What I feared was that Remem would make it impossible for this feedback loop to get rolling. By fixing every detail of an insult in indelible video, it could prevent the softening that’s needed for forgiveness to begin. I thought back to what Erica Meyers said about Remem’s inability to hurt solid marriages. Implicit in that assertion was a claim about what qualified as a solid marriage. If someone’s marriage was built on—as ironic as it might sound—a cornerstone of forgetfulness, what right did Whetstone have to shatter that?

The issue wasn’t confined to marriages; all sorts of relationships rely on forgiving and forgetting. My daughter Nicole has always been strong-willed; rambunctious when she was a child, openly defiant as an adolescent. She and I had many furious arguments during her teen years, arguments that we have mostly been able to put behind us, and now our relationship is pretty good. If we’d had Remem, would we still be speaking to each other?

I don’t mean to say that forgetting is the only way to mend relationships. While I can no longer recall most of the arguments Nicole and I had—and I’m grateful that I can’t—one of the arguments I remember clearly is one that spurred me to be a better father.

It was when Nicole was sixteen, a junior in high school. It had been two years since her mother Angela had left, probably the two hardest years of both our lives. I don’t remember what started the argument—something trivial, no doubt—but it escalated and before long Nicole was taking her anger at Angela out on me.

“You’re the reason she left! You drove her away! You can leave too, for all I care. I sure as hell would be better off without you.” And to demonstrate her point, she stormed out of the house.

I knew it wasn’t premeditated malice on her part—I don’t think she engaged in much premeditation in anything during that phase of her life—but she couldn’t have come up with a more hurtful accusation if she’d tried. I’d been devastated by Angela’s departure, and I was constantly wondering what I could have done differently to keep her.

Nicole didn’t come back until the next day, and that night was one of soul searching for me. While I didn’t believe I was responsible for her mother leaving us, Nicole’s accusation still served as a wake-up call. I hadn’t been conscious of it, but I realized that I had been thinking of myself as the greatest victim of Angela’s departure, wallowing in self-pity over just how unreasonable my situation was. It hadn’t even been my idea to have children; it was Angela who’d wanted to be a parent, and now she had left me holding the bag. What sane world would leave me with sole responsibility for raising an adolescent girl? How could a job that was so difficult be entrusted to someone with no experience whatsoever?

Nicole’s accusation made me realize her predicament was worse than mine. At least I had volunteered for this duty, albeit long ago and without full appreciation for what I was getting into. Nicole had been drafted into her role, with no say whatsoever. If there was anyone who had a right to be resentful, it was her. And while I thought I’d been doing a good job of being a father, obviously I needed to do better.
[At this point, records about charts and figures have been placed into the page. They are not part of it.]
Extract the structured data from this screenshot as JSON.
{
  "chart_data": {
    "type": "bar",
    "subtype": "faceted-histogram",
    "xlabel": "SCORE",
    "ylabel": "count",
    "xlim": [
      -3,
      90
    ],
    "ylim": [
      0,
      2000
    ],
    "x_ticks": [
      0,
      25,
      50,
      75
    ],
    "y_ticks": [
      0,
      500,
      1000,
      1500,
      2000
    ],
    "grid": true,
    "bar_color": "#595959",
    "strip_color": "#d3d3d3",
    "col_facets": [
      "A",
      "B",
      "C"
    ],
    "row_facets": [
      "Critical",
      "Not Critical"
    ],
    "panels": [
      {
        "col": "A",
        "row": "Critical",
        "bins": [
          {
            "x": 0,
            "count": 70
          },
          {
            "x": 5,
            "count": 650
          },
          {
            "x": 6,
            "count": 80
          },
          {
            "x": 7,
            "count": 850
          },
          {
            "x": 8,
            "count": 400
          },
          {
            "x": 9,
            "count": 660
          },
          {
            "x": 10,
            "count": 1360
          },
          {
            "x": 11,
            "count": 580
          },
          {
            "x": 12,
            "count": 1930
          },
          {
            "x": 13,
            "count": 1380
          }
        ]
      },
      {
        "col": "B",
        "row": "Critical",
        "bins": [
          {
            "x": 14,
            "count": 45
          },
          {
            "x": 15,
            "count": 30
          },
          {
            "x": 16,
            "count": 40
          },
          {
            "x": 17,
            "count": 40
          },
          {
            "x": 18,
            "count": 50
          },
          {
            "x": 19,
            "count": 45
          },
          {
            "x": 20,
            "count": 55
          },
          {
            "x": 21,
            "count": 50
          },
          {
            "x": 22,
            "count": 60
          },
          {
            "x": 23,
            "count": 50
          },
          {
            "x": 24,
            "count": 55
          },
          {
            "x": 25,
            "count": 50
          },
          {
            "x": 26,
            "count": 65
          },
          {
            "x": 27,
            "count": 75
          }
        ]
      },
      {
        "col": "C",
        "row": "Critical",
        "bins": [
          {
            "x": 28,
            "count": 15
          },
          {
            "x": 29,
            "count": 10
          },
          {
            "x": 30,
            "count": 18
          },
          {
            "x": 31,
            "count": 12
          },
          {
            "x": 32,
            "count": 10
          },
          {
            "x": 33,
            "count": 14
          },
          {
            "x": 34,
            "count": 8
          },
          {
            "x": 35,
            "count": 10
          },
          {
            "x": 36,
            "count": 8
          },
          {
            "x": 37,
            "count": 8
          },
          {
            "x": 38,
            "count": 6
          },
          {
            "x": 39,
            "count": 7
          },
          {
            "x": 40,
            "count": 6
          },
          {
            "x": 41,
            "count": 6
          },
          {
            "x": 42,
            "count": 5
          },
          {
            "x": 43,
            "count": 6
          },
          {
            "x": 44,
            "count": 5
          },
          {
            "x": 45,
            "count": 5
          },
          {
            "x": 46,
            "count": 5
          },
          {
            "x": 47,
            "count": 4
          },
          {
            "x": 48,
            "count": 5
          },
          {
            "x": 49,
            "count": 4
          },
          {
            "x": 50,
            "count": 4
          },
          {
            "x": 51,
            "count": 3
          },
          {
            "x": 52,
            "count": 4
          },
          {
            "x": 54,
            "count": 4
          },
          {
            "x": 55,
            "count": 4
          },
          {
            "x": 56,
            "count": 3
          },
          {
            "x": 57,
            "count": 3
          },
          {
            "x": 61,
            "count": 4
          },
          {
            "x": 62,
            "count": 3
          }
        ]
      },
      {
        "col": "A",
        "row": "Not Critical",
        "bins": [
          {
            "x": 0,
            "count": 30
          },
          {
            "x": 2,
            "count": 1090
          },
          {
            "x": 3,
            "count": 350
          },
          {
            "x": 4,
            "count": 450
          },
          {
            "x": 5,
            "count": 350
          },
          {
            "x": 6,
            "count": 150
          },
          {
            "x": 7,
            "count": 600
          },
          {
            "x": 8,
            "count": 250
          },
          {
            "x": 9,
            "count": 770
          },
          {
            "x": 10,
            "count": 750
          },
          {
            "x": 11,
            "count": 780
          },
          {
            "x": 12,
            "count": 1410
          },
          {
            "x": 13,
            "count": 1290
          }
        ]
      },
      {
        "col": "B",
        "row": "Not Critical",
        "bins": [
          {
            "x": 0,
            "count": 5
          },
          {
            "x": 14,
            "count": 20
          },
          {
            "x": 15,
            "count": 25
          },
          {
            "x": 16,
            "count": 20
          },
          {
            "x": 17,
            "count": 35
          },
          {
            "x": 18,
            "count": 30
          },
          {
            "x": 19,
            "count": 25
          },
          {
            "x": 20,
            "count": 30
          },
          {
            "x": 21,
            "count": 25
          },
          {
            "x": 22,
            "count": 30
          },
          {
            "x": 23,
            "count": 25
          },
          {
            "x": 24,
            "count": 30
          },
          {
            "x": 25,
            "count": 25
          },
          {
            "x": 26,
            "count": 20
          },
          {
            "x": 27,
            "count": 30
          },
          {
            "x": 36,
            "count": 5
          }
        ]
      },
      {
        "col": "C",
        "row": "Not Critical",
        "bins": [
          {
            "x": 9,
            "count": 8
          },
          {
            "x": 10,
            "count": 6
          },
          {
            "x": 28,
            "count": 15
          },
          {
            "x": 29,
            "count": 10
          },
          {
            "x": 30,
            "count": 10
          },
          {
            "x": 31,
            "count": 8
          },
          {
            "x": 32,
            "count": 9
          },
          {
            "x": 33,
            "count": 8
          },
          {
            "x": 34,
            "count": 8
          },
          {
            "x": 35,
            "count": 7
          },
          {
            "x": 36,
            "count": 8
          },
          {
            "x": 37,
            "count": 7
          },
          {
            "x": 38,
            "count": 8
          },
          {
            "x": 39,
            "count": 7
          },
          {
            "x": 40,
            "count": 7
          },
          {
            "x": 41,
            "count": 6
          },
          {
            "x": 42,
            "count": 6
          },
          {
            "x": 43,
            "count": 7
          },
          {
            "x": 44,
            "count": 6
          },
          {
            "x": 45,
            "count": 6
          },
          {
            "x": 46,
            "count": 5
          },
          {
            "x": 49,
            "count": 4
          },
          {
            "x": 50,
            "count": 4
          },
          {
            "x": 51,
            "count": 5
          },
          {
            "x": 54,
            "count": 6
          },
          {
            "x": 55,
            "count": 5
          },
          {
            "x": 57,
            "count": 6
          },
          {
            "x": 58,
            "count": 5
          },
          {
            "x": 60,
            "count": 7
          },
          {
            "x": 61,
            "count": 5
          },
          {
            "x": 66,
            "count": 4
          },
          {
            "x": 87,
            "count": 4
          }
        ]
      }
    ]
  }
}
I turned myself around. Our relationship didn’t improve overnight, but over the years I was able to work myself back into Nicole’s good graces. I remember the way she hugged me at her college graduation, and I realized my years of effort had paid off.

Would those years of repair have been possible with Remem? Even if each of us could have refrained from throwing the other’s bad behavior in their faces, the opportunity to privately rewatch video of our arguments seems like it could be pernicious. Vivid reminders of the way she and I yelled at each other in the past might have kept our anger fresh, and prevented us from rebuilding our relationship.